Otherwise, we are very satisfied with the adjustments! Only the area in front of the staircase on the ground floor towards the kitchen / study wall we would like to design more generously. But it is not a problem, since both rooms simply become a bit smaller and their walls can move to the left (provided that the exterior appearance is not impaired).

A second small point is still the upper floor, where we have to consider whether the left bathroom wall as well as the two walls of the dressing room should move a bit to the left, with the goal of enlarging the bathroom a bit. Otherwise, I find the upper floor great. Even partially somewhat too large in terms of the rooms.

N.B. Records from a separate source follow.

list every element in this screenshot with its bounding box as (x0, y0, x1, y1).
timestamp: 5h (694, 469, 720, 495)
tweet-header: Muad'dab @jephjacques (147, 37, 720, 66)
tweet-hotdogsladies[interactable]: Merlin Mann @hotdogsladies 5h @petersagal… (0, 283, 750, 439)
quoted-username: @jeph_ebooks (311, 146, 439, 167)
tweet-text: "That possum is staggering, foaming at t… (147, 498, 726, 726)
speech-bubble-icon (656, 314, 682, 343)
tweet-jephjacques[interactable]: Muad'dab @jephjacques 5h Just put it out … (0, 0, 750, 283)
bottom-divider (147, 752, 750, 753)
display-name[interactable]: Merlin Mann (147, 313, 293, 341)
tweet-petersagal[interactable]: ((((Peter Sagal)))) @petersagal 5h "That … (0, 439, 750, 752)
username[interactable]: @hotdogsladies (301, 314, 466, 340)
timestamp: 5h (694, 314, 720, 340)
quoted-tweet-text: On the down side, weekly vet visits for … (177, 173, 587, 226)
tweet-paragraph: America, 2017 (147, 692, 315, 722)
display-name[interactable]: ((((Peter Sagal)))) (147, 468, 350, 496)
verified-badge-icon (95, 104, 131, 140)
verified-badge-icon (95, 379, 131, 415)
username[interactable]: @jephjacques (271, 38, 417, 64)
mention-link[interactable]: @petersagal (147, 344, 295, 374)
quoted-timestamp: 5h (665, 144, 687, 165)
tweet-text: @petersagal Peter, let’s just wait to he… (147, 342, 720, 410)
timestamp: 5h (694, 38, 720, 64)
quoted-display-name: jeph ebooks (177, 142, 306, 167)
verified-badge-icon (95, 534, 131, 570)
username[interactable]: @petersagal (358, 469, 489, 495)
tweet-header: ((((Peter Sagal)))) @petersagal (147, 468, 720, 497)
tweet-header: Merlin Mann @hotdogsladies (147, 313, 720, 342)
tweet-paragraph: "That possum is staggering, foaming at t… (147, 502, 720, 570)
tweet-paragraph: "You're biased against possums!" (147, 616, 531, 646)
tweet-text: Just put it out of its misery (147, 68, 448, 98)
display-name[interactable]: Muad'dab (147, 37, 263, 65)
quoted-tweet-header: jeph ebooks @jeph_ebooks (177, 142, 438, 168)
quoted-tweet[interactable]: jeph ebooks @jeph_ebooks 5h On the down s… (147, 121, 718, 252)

The area has grown from 220m² to 225m² according to the architect. I am still looking for the reason why, with only 5m² more, the distance between couch and TV could suddenly reach 6.40 instead of 5.69 (and that even though I had mentioned that we were okay with the 5.69m; presumably the architect was already further ahead…). We'll have to see. In any case, we are very satisfied so far!
 

ypg

2017-06-24 01:03:17
  • #4
I think the kitchen looks better at the top of the plan. Since the pantry door still needs to be installed [emoji6], I would install it hidden within tall cabinets so that it looks uniform. I would leave out the odd rectangles on the right wall of the plan; they look tacky. The wardrobe fits the dimensions! And yes, I would give the bathroom more space. Specifically, I would highlight the bathtub more by integrating it into a platform. For that, I would give it a spot "without window contact," meaning shifting the wall about 20/30 cm to the left on the plan and then centering the bathtub. The kids’ bathroom could use a bit more daylight at the sink. If the living room were a bit smaller, I could see myself living in the house. Regards, Yvonne
 

R.Hotzenplotz

2017-06-24 01:35:10
  • #5


We decided on the other solution tonight. In the end, my wife, I, and—to my surprise—the architect all agreed.




Which rectangles do you mean?




Still, I think the upper wall of the wardrobe to the left of the bathroom is bothersome. Even though a mirror is drawn in there. The architect didn’t respond to my idea of placing the bathroom and the wardrobe directly next to each other along the lower house wall.




Do you have photos/links to such a bathtub solution? Sounds interesting.




Noted and understood. Honestly, I would have overlooked that myself!




It is already quite large. Especially since the architect has actually expanded the living area upward with the couch in good faith. We can possibly revert that.


I hope that this will be the last time I need to approach him with small open change requests and that we can then move forward with a final design into the detailed planning phase.

BTW; how does such a detailed planning process usually work and how do we prepare properly for it?
 

11ant

2017-06-24 02:00:23
  • #6
In any case, it does not proceed finally; small changes ("tektures") are not uncommon even after the approval planning. The process is that the architect derives execution and detail drawings from the last draft; typical changes include shifted doors (if the handle would otherwise hit the cupboard somewhere), two single sinks instead of a double washbasin, positions of the sliding door to the terrace / fixed element swapped with each other. Stairs are no longer rotated. Proper preparation means "discipline," to responsibly submit the last change requests. To quote Michael Schanze: "Plopp - yes plopp, that means stop - just one more hop, then that's it."